New state-of-the-art digital grid lab and updated curriculum will prepare students for today’s new energy workforce
Siemens and Case Western Reserve University have formed a new academic partnership to provide students with the skills needed to operate and advance the nation’s energy grid.
The power grid, faced with the growth of renewable energy and the threat of outages from extreme weather, is becoming more reliant than ever on intelligent, digital technologies to smoothly operate the country’s critical infrastructure.
A new academic track will prepare students for this shifting energy landscape by providing them with both new classroom curriculum and hands-on learning via real-world software and hardware tools in a new state-of-the-art Digital Grid Lab. The total value of the partnership is about $1.2 million, including in-kind and monetary gifts.
Siemens is working with the Case School of Engineering’s Department of Electrical Engineering and Computer Science to develop this experiential learning curriculum that will better educate students to address the needs of a 21st-century power grid.
The new Siemens Digital Grid Lab was officially dedicated at 11 a.m. today and will give students hands-on experience with real-world digital grid software and hardware already hard at work at some of the largest utilities across the country.
The training the students will receive in the living lab includes operating software that helps identify outages within milliseconds—so the grid can quickly recover from hurricanes or natural disasters—and managing an advanced distribution management system that can balance the addition of renewable generation like wind and solar power on the grid.
“This exciting academic partnership with Siemens allows us to fulfill one of our most fundamental missions—the training of the next generation of students in an area of national need—and, importantly, it allows us to do so in an experiential, hands-on way utilizing the most current platforms,” said Venkataramanan “Ragu” Balakrishnan, the Charles H. Phipps Dean of the Case School of Engineering.
“This approach will undoubtedly uncover new research challenges, not only in the area of the digital grid, but also in many related areas, ranging from energy generation, storage and distribution to economic and public policy,” he said. “Thus, the partnership will have enormous positive impact in our quest to be the exemplar private urban university with global reach.”
Updated classes also will be offered across several focus areas including the advanced control of energy systems, reliability engineering and power-system analysis, among others.

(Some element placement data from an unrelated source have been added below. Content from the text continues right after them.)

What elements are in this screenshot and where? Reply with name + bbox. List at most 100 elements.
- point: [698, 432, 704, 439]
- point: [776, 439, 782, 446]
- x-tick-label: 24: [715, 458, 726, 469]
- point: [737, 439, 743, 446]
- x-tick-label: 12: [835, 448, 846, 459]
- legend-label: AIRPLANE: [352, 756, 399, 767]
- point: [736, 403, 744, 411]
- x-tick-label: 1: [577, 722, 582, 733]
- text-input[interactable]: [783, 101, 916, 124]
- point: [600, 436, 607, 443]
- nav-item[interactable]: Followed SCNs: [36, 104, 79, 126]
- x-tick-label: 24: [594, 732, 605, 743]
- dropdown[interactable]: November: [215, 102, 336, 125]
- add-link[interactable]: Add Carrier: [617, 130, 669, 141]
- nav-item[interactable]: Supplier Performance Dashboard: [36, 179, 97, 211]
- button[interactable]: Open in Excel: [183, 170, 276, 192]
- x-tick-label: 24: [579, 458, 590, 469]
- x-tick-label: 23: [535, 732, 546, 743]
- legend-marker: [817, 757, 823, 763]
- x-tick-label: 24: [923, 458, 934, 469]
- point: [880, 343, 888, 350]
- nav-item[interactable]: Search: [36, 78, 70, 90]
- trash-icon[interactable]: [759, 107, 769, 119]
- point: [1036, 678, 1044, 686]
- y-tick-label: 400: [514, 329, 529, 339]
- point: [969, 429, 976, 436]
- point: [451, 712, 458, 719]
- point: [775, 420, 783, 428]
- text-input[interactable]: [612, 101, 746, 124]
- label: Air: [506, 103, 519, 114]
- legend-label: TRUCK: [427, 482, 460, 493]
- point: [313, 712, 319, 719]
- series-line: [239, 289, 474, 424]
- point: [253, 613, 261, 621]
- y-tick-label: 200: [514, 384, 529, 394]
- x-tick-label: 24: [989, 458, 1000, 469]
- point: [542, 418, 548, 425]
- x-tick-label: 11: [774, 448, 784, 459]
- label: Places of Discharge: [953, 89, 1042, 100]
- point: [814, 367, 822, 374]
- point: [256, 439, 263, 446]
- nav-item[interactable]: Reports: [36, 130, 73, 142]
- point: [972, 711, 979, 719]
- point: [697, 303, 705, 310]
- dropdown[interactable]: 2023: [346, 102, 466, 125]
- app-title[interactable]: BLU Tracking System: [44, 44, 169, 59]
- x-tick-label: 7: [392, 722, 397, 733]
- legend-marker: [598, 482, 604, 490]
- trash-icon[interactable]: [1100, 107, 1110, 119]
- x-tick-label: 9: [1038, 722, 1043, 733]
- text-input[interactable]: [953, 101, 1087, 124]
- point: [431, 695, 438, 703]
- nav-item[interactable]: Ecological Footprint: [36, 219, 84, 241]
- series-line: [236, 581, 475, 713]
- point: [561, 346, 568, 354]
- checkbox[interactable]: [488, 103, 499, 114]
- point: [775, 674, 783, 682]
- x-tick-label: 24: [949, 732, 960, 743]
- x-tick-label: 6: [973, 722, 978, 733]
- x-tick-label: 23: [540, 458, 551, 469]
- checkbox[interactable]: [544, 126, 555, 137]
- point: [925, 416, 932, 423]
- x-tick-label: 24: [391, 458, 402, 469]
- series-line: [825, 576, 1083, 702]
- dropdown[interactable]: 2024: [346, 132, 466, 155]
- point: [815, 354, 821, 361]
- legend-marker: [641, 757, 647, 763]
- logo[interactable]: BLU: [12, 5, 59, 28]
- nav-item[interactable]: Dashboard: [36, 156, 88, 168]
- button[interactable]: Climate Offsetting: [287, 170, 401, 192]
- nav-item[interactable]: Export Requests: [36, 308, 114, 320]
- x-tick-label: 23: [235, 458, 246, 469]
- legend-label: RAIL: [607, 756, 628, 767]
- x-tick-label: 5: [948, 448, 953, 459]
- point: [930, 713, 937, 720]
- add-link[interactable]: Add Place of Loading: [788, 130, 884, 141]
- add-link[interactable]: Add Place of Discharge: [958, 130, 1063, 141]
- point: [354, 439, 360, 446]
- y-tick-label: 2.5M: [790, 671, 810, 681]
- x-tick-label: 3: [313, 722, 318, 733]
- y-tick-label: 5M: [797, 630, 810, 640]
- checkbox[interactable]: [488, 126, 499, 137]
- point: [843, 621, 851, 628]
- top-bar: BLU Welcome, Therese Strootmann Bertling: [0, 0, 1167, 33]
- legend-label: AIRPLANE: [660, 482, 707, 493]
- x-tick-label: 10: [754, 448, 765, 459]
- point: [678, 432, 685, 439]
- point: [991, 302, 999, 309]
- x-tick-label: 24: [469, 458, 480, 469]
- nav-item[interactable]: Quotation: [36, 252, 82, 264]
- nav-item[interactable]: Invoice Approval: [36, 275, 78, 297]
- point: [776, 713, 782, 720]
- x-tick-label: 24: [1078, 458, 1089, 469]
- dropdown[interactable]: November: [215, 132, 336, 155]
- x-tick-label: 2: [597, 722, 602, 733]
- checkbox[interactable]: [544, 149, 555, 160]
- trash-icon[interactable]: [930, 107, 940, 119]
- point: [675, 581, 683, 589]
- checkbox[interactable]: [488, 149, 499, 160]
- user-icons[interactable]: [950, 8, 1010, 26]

“In order to train the next-generation energy workforce, we understand that it can’t be done alone,” said Mike Carlson, president of Siemens Digital Grid, North America. “There must be a focus on building training initiatives across stakeholders, which is why we’ve partnered with Case Western Reserve University on this important digital grid program.
“This partnership makes the university one of the first in the U.S. to institute a digital grid-focused curriculum using both classroom and hands-on learning tools, which will ensure that their students are well prepared for the energy jobs of today and tomorrow,” Carlson said.
The energy industry is facing a skills gap akin to the nationally acknowledged talent gap in the manufacturing sector. A recent U.S. Department of Energy jobs report found that the country does not have enough workers to fill 1.5 million new energy jobs by 2030 and 75 percent of companies have challenges in hiring qualified candidates.
Siemens and Case Western Reserve have a long-standing partnership in the Ohio region, including a research collaboration of more than 30 years to advance MRI health-care technology.
In 2016, Siemens Healthineers and CWRU announced an exclusive research partnership to further develop a medical imaging method known as “Magnetic Resonance Fingerprinting.” In addition, Siemens has previously provided the university with in-kind grants of product lifecycle management software.
Alexis Abramson, professor of mechanical and aerospace engineering at Case Western Reserve and co-director of the Great Lakes Energy Institute, described this latest collaborative effort between the longtime partners as “building a living laboratory for grid modernization” because the university also has its own campus electrical distribution and because of partnerships with other industry leaders.
“It’s a combination that no one else in the world may have,” she said, “and we have it in Northeast Ohio, on this campus.”